Application of remuneration ranges:
Cancer Council SA bases its remuneration on the 25th percentile of general market positioning determined by the external advisor as appropriate for the sector taking into account the ability to salary package and Fringe Benefits Tax exemption.
Salary decisions on appointment will be made by the General Manager and will fall within the minimum and maximum of the remuneration range. Any appointments made outside the remuneration range must have authorisation from the Chief Executive.
Decisions on remuneration for a position will be made using the points awarded through the job classification process conducted by the Human Resources Manager and the Recruiting Manager.
The Anti-Cancer Foundation of South Australia (ABN 29 053 873 822), a company limited by Guarantee, is trustee of the Anti-Cancer Foundation of South Australia Trust which trades as Cancer Council SA (ABN 31 469 615 538). Further information regarding the legal structure of the organisation is catered in note 1 to the Financial report appended in our latest annual report.
The Anti-Cancer Foundation of South Australia (ABN 29 053 873 822) is a Charity registered with the Australian Charity and Not-For-Profit Commission. Search here using the ABN or click here to view the registration.
Cancer Council SA holds a Charitable Purpose License issued under the South Australian Legislation – Collection for Charitable Purpose Act 1939, by Consumer and Business Service.
For a copy of the Cancer Council SA Collection for Charitable Purposes Act Code of Practice – Disclosure by Collectors Information Sheet click here.

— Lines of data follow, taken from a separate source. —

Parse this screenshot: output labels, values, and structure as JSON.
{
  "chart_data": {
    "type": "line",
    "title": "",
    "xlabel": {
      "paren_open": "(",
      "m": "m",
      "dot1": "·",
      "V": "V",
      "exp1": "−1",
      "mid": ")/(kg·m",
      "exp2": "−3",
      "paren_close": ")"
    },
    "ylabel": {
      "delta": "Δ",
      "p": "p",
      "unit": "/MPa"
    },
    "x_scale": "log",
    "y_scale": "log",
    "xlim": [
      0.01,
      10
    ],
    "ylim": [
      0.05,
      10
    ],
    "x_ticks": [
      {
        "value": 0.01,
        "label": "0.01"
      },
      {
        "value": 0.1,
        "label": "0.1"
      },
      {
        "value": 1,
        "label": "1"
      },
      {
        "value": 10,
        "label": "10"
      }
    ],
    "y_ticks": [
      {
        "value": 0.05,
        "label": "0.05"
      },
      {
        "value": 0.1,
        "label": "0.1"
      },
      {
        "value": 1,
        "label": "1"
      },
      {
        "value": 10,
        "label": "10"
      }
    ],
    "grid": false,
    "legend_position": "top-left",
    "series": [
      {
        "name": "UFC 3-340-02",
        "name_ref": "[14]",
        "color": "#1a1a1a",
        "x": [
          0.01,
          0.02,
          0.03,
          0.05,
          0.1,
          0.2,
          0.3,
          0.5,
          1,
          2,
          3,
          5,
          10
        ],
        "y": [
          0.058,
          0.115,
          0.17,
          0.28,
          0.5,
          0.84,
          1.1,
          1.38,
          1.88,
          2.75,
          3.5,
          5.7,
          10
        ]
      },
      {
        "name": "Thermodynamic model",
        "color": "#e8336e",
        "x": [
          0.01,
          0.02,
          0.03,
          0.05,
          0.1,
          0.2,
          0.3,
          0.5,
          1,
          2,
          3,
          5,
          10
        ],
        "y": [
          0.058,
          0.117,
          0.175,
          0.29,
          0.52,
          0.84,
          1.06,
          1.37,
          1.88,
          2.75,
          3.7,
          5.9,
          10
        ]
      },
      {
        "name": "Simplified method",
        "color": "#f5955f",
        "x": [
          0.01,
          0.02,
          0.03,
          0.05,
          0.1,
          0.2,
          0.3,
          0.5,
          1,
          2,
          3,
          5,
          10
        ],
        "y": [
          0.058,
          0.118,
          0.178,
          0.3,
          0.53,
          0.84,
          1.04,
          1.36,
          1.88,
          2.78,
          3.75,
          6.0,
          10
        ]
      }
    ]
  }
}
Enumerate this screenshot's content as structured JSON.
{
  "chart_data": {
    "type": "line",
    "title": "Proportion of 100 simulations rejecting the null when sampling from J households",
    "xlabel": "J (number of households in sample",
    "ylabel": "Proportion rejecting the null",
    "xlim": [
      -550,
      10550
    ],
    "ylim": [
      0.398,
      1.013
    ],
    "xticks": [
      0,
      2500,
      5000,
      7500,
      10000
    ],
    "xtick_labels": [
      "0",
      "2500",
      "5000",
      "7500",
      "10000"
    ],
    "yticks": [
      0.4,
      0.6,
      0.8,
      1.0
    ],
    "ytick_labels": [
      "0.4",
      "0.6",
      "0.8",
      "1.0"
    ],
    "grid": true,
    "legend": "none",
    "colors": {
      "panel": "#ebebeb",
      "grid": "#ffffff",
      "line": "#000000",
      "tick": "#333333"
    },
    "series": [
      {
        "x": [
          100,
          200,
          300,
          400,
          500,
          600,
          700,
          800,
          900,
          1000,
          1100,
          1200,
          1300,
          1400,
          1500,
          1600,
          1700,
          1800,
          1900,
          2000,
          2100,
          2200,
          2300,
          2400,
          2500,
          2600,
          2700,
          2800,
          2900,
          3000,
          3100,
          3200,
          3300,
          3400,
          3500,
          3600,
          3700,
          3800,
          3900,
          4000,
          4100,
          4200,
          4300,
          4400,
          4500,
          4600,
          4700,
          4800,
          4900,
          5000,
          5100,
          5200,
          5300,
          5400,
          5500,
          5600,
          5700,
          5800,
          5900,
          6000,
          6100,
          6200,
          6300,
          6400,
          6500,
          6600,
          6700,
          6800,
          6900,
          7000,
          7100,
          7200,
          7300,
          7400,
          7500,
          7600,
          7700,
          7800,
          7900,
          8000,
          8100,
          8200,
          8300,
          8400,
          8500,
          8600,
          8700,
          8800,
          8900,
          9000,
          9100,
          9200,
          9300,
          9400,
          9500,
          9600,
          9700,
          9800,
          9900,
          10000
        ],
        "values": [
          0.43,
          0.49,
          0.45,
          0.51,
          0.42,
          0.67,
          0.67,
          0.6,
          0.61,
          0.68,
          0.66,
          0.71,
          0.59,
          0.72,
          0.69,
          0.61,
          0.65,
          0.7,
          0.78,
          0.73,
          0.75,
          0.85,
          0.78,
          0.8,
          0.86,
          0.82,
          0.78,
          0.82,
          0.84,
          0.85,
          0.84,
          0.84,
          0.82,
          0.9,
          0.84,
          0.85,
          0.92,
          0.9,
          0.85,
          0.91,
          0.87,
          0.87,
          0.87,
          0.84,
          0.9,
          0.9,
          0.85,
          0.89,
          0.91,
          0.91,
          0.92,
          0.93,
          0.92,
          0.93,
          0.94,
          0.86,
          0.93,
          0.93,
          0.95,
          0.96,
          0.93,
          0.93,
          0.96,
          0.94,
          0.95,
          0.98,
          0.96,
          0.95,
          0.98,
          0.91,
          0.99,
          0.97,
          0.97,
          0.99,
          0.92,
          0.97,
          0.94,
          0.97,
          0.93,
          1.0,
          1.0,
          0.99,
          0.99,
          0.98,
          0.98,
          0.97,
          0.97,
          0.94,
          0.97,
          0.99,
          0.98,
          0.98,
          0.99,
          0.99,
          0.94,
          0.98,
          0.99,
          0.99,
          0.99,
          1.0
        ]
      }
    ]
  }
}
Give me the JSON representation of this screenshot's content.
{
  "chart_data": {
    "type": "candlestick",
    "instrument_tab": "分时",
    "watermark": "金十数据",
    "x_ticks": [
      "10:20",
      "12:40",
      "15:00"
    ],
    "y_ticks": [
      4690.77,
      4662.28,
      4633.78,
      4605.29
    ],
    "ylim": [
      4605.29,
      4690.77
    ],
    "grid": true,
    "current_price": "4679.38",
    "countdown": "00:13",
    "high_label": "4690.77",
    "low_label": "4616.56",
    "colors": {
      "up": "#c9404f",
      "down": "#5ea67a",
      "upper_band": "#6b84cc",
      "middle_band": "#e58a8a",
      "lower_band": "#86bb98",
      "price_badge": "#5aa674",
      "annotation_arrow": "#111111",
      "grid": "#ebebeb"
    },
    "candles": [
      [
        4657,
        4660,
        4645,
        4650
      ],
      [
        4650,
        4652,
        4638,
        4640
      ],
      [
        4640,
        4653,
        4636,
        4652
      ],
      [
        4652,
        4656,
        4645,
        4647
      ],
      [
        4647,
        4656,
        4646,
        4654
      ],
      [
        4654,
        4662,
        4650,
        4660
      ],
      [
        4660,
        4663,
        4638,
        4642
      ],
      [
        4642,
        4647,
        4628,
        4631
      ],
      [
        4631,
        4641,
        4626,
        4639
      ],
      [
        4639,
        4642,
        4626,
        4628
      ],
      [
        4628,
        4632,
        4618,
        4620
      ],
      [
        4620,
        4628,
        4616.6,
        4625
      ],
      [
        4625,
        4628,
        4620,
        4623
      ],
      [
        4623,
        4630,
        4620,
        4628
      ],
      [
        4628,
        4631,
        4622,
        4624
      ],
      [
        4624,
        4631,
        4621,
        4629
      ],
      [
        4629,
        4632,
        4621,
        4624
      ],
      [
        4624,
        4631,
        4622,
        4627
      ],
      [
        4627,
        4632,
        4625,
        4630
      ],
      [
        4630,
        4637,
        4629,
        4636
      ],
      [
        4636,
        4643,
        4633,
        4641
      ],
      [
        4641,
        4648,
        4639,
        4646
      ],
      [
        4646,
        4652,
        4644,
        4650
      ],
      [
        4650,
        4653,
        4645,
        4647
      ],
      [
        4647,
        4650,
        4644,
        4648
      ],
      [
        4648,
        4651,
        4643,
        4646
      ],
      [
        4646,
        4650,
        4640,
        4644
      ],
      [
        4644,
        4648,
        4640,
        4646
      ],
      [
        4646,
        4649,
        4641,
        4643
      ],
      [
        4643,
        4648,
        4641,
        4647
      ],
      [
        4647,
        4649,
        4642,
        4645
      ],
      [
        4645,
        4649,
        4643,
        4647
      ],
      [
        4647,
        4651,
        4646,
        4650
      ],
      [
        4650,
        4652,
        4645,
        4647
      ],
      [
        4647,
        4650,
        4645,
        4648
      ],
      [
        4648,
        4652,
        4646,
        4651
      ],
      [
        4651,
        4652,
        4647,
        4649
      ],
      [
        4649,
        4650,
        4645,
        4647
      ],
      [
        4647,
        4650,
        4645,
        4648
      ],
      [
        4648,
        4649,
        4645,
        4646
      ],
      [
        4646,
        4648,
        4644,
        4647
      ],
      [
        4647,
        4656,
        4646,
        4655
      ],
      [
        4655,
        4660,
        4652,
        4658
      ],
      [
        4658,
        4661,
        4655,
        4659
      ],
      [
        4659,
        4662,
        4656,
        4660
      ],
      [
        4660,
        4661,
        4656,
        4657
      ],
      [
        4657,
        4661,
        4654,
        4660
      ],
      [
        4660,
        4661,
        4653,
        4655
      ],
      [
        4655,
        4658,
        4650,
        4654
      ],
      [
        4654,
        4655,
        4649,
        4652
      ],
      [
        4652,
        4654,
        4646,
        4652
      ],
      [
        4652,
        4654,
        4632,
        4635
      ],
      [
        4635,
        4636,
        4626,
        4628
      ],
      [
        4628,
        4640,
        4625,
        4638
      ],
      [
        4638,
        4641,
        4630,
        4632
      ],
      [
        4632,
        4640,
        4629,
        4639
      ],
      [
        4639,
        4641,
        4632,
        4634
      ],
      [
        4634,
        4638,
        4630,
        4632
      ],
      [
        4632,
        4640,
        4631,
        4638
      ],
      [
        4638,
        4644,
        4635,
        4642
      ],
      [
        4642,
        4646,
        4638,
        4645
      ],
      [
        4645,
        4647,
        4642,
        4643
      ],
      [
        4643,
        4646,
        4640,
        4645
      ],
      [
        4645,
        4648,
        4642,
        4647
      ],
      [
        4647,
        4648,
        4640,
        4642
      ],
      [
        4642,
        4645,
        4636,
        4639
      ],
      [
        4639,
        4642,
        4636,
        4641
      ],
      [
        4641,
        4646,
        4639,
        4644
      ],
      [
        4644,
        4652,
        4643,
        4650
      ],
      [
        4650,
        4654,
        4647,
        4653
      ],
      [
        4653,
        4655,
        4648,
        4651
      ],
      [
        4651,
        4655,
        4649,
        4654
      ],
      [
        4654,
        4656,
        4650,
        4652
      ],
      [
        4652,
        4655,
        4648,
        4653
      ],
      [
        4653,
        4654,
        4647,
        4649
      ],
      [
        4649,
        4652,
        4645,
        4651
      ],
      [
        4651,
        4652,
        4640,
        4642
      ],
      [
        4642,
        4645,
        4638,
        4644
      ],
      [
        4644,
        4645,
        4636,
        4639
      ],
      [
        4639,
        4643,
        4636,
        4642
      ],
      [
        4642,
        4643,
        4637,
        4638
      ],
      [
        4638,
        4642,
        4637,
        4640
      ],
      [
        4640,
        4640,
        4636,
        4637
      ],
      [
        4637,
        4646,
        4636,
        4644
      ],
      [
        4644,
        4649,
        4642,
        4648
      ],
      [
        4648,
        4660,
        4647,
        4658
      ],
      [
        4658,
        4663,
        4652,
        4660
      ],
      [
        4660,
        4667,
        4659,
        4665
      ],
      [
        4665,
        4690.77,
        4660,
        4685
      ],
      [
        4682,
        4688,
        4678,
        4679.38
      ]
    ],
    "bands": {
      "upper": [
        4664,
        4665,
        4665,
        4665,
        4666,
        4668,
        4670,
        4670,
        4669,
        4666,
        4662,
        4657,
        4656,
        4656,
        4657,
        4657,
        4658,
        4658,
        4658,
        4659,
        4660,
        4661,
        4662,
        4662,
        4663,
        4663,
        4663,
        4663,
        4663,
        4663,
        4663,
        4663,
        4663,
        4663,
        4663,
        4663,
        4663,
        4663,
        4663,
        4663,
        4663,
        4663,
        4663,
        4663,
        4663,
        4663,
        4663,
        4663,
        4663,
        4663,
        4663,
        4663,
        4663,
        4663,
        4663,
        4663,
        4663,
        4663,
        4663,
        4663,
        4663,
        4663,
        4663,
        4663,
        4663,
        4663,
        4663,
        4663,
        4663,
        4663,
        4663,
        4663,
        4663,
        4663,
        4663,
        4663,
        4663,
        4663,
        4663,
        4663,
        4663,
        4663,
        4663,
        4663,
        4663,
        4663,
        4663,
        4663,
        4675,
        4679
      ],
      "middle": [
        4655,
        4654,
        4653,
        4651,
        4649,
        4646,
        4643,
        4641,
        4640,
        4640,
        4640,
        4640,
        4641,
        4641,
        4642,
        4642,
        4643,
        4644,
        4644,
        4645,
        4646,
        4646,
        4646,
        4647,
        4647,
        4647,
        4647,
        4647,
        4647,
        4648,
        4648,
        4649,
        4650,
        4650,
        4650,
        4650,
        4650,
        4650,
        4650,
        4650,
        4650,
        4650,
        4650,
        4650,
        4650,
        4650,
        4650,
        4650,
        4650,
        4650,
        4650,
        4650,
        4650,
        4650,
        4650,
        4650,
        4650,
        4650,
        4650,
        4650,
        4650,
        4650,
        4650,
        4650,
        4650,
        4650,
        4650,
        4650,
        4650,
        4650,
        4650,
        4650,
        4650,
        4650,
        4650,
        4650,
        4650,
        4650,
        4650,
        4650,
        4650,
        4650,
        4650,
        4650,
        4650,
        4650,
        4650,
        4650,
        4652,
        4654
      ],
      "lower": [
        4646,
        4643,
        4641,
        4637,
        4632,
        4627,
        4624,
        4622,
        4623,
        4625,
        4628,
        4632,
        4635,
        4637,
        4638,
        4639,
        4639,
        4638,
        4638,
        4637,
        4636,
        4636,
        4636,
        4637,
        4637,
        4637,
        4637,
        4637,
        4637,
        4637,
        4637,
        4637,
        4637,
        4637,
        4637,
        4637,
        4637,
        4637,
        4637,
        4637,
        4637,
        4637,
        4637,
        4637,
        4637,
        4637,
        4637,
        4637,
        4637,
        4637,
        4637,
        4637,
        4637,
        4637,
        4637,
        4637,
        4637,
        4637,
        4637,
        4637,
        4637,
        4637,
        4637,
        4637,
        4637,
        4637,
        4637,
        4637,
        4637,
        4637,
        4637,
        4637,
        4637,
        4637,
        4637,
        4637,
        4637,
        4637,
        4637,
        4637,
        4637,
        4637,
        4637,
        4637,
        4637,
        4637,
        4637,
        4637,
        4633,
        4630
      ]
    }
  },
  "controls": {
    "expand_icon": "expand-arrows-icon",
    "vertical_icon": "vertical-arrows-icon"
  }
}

The Anti-Cancer Foundation of South Australia Trust which trades as Cancer Council SA (ABN 31 469 615 538) is a Public Benevolent Institution and is registered as a Deductible Gift Recipient with the Australian Taxation Office, click here to view the registration
Cancer Council SA meets or exceeds the regulatory requirements of ACNC. Information about ACNC can be obtained at www.acnc.gov.au/
Legislation that has a material impact on the operation of Cancer Council SA includes:
- Corporation Act 2001
- Income Tax Assessment Act 1997
- Fair Work Act 2009
- A New Tax System (Goods and Services Tax) Act 1999
- Privacy Act 1988
- Australian Charities and Not-for-Profit Commission Act 2012
- Liquor Licensing Act 1997
- Collection for Charitable Purpose Act 1939
- Work Health and Safety Act 2012
Cancer Council SA ensures employees are aware of the legislative and regulatory requirements that may affect their area of work.
Cancer Council SA works with our legal advisors to ensure our knowledge of legislative and regulatory requirements remains current and seek specific advice where there is a material change to the regulatory environment.
As a trusted and reputable charity Cancer Council SA believes in making its financial reports available for the public.
The financial reports found in our annual report are Tier 2 general purpose financial reports which has been prepared in accordance with the Australian Accounting Standards Reduced Disclosure Requirements adopted by the Australian Accounting Standards Board and the Corporations Act 2001.